CoStar's U.S. Composite CRE Price Index Approaches Prerecession Peak Levels

Posted on July 17, 2014

Property Price Indices Post Double-Digit Annual Gains in May

The two broadest measures of aggregate pricing for commercial properties within the CoStar Commercial Repeat Sales Indices (CCRSI)–the value-weighted U.S. Composite Index and the equal-weighted U.S. Composite Index–increased by 0.9% and 1.2%, respectively, in the month of May 2014, and have increased 11.4% and 11.7% respectively, year over year, reflecting a broad improvement in market fundamentals seen across all property types.

The value-weighted U.S. Composite Index, which is heavily influenced by core property transactions, has now risen within 1% of its prerecession peak level reached in 2007, while its equal-weighted counterpart, which is more influenced by smaller non-core property sales, has recovered to within 20% of its 2007 high water mark.

This month’s CoStar Commercial Repeat Sale Indices (CCRSI) provide the market’s first look at May 2014 commercial real estate pricing and is based on 1,282 repeat sales in May 2014 and more than 125,000 repeat sales since 1996.

Momentum Picks Up in The General Commercial Segment

Within the equal-weighted U.S. Composite Index, the U.S. General Commercial Index, which includes lower-tier properties, advanced by 12.7% for the 12-month period ended in May 2014, while the U.S. Investment Grade Index, which broadly encompasses upper-middle tier properties, expanded by 7.0% for the same time period.

As pricing for core assets has continued to rise, investment activity has moved further out on the risk spectrum to include a broader scope of markets and property types, which has pushed up pricing at the low end of the market.

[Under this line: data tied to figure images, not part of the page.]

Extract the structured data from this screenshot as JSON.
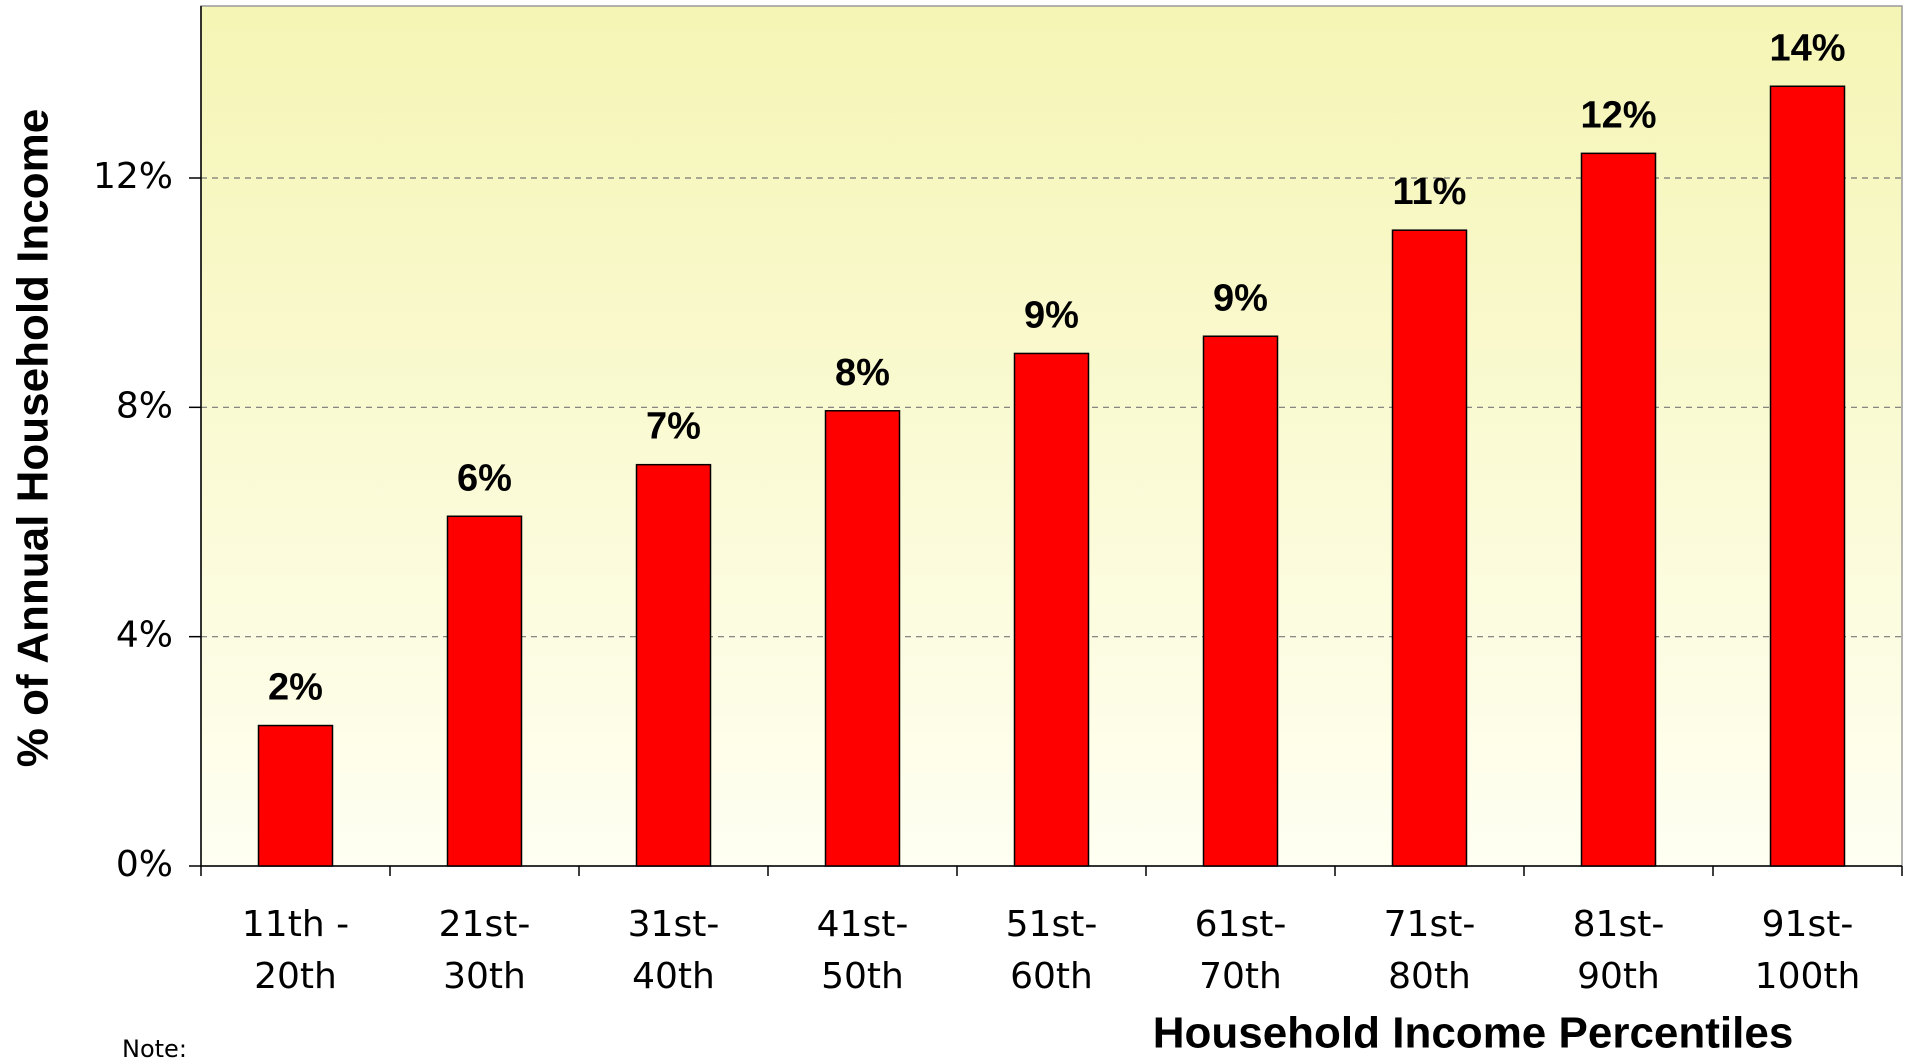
{
  "chart_data": {
    "type": "bar",
    "categories": [
      "11th -\n20th",
      "21st-\n30th",
      "31st-\n40th",
      "41st-\n50th",
      "51st-\n60th",
      "61st-\n70th",
      "71st-\n80th",
      "81st-\n90th",
      "91st-\n100th"
    ],
    "values": [
      2.45,
      6.1,
      7.0,
      7.94,
      8.94,
      9.24,
      11.09,
      12.43,
      13.6
    ],
    "value_labels": [
      "2%",
      "6%",
      "7%",
      "8%",
      "9%",
      "9%",
      "11%",
      "12%",
      "14%"
    ],
    "color": "#ff0000",
    "ylim": [
      0,
      15
    ],
    "yticks": [
      {
        "value": 0,
        "label": "0%"
      },
      {
        "value": 4,
        "label": "4%"
      },
      {
        "value": 8,
        "label": "8%"
      },
      {
        "value": 12,
        "label": "12%"
      }
    ],
    "grid": true,
    "y_label": "% of Annual Household Income",
    "x_label": "Household Income Percentiles",
    "note": "Note:"
  }
}
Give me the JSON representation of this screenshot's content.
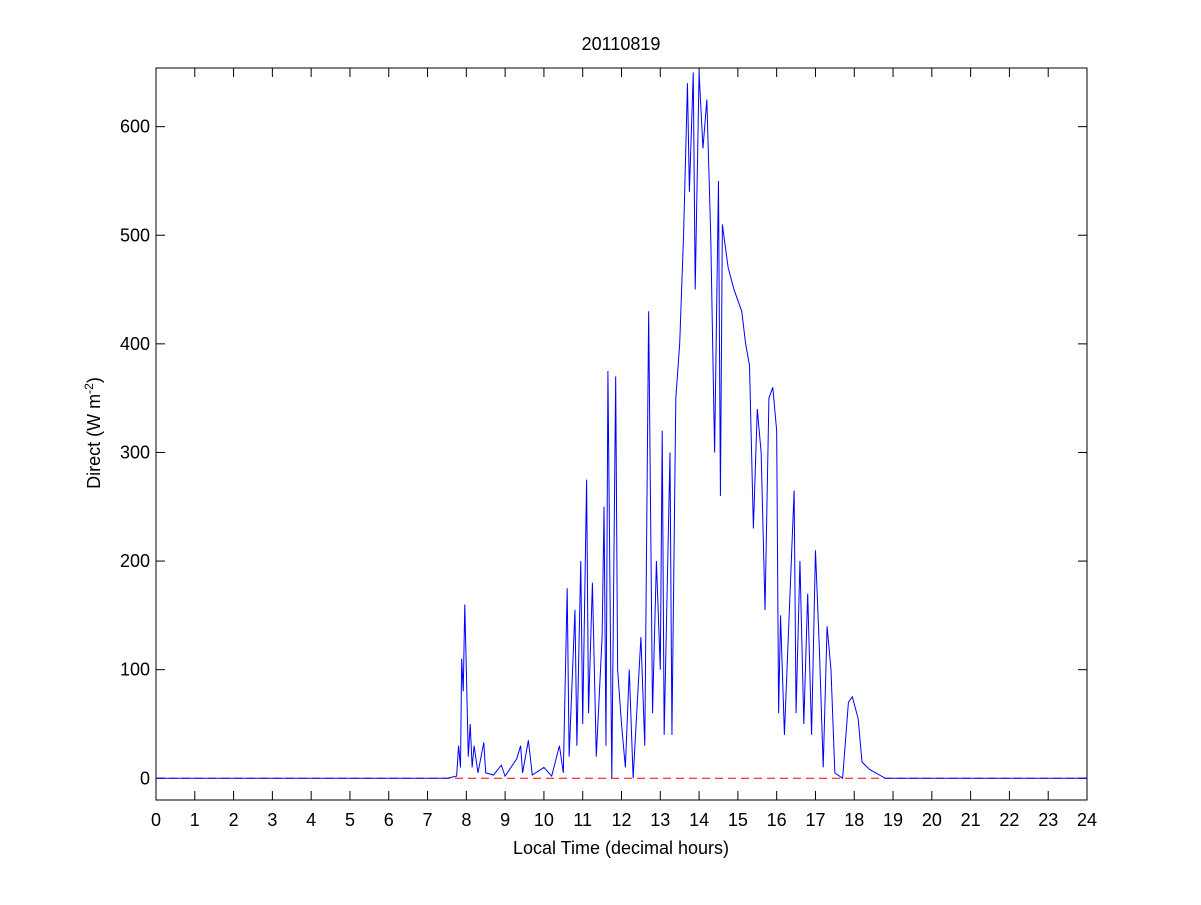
{
  "chart_data": {
    "type": "line",
    "title": "20110819",
    "xlabel": "Local Time (decimal hours)",
    "ylabel": {
      "text": "Direct (W m",
      "superscript": "-2",
      "suffix": ")"
    },
    "xlim": [
      0,
      24
    ],
    "ylim": [
      -20,
      654
    ],
    "xticks": [
      0,
      1,
      2,
      3,
      4,
      5,
      6,
      7,
      8,
      9,
      10,
      11,
      12,
      13,
      14,
      15,
      16,
      17,
      18,
      19,
      20,
      21,
      22,
      23,
      24
    ],
    "yticks": [
      0,
      100,
      200,
      300,
      400,
      500,
      600
    ],
    "series": [
      {
        "color": "#0000ff",
        "style": "solid",
        "x": [
          0,
          7.5,
          7.75,
          7.8,
          7.85,
          7.88,
          7.92,
          7.96,
          8.0,
          8.05,
          8.1,
          8.15,
          8.2,
          8.3,
          8.45,
          8.5,
          8.7,
          8.9,
          9.0,
          9.3,
          9.4,
          9.45,
          9.6,
          9.7,
          10.0,
          10.2,
          10.4,
          10.5,
          10.6,
          10.65,
          10.8,
          10.85,
          10.95,
          11.0,
          11.1,
          11.15,
          11.25,
          11.35,
          11.5,
          11.55,
          11.6,
          11.65,
          11.75,
          11.85,
          11.9,
          12.0,
          12.1,
          12.2,
          12.3,
          12.5,
          12.6,
          12.7,
          12.8,
          12.9,
          13.0,
          13.05,
          13.1,
          13.25,
          13.3,
          13.4,
          13.5,
          13.6,
          13.7,
          13.75,
          13.85,
          13.9,
          14.0,
          14.1,
          14.2,
          14.3,
          14.4,
          14.5,
          14.55,
          14.6,
          14.75,
          14.9,
          15.1,
          15.2,
          15.3,
          15.4,
          15.5,
          15.6,
          15.7,
          15.8,
          15.9,
          16.0,
          16.05,
          16.1,
          16.2,
          16.3,
          16.45,
          16.5,
          16.6,
          16.7,
          16.8,
          16.9,
          17.0,
          17.1,
          17.2,
          17.3,
          17.4,
          17.5,
          17.7,
          17.85,
          17.95,
          18.1,
          18.2,
          18.4,
          18.8,
          24
        ],
        "values": [
          0,
          0,
          2,
          30,
          10,
          110,
          80,
          160,
          100,
          20,
          50,
          10,
          30,
          5,
          33,
          5,
          3,
          12,
          2,
          18,
          30,
          5,
          35,
          3,
          10,
          2,
          30,
          5,
          175,
          20,
          155,
          30,
          200,
          50,
          275,
          60,
          180,
          20,
          130,
          250,
          30,
          375,
          0,
          370,
          100,
          50,
          10,
          100,
          0,
          130,
          30,
          430,
          60,
          200,
          100,
          320,
          40,
          300,
          40,
          350,
          400,
          500,
          640,
          540,
          650,
          450,
          650,
          580,
          625,
          500,
          300,
          550,
          260,
          510,
          470,
          450,
          430,
          400,
          380,
          230,
          340,
          300,
          155,
          350,
          360,
          320,
          60,
          150,
          40,
          130,
          265,
          60,
          200,
          50,
          170,
          40,
          210,
          120,
          10,
          140,
          100,
          5,
          0,
          70,
          75,
          55,
          15,
          8,
          0,
          0
        ]
      },
      {
        "color": "#ff0000",
        "style": "dashed",
        "x": [
          0,
          24
        ],
        "values": [
          0,
          0
        ]
      }
    ]
  }
}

Improvements in Market Fundamentals Underpin Growth in Commercial Property Pricing

Net absorption for the three major property types – office, retail, and industrial – climbed to 369.5 million square feet for the year ending in the second quarter of 2014, an increase of 1.6% from the prior 12-month period.

Although the most recent annual absorption total is still just 60% of annual demand gains posted in 2007, with current low construction levels it was enough to lower vacancy rates below the trailing 10-year average for the office and retail sectors, while the average vacancy for the industrial sector is now below pre-recession levels.

Reflecting recent movements in pricing at the low end of the market, net absorption in the General Commercial segment increased by 9.8% for the year ending in the second quarter of 2014, compared with a decline of 1.5% in the Investment Grade segment.

Distress Levels Continue To Dissipate

The percentage of commercial transactions involving distressed assets has declined to 10.5% in May 2014 from over 17% one year earlier. in the multifamily and industrial sectors, the distress share of total sales fell into the single digits, while it remains comparatively high at 11% in the retail sector and 17% in the office sector, suggesting there is more room for pricing appreciation.

The share of distress trades in late-recovery markets such as Chicago, Atlanta, and Detroit remain near 20%, while in the early-recovery, coastal markets of Los Angeles, San Francisco and San Jose, distress levels are nearly non-existent.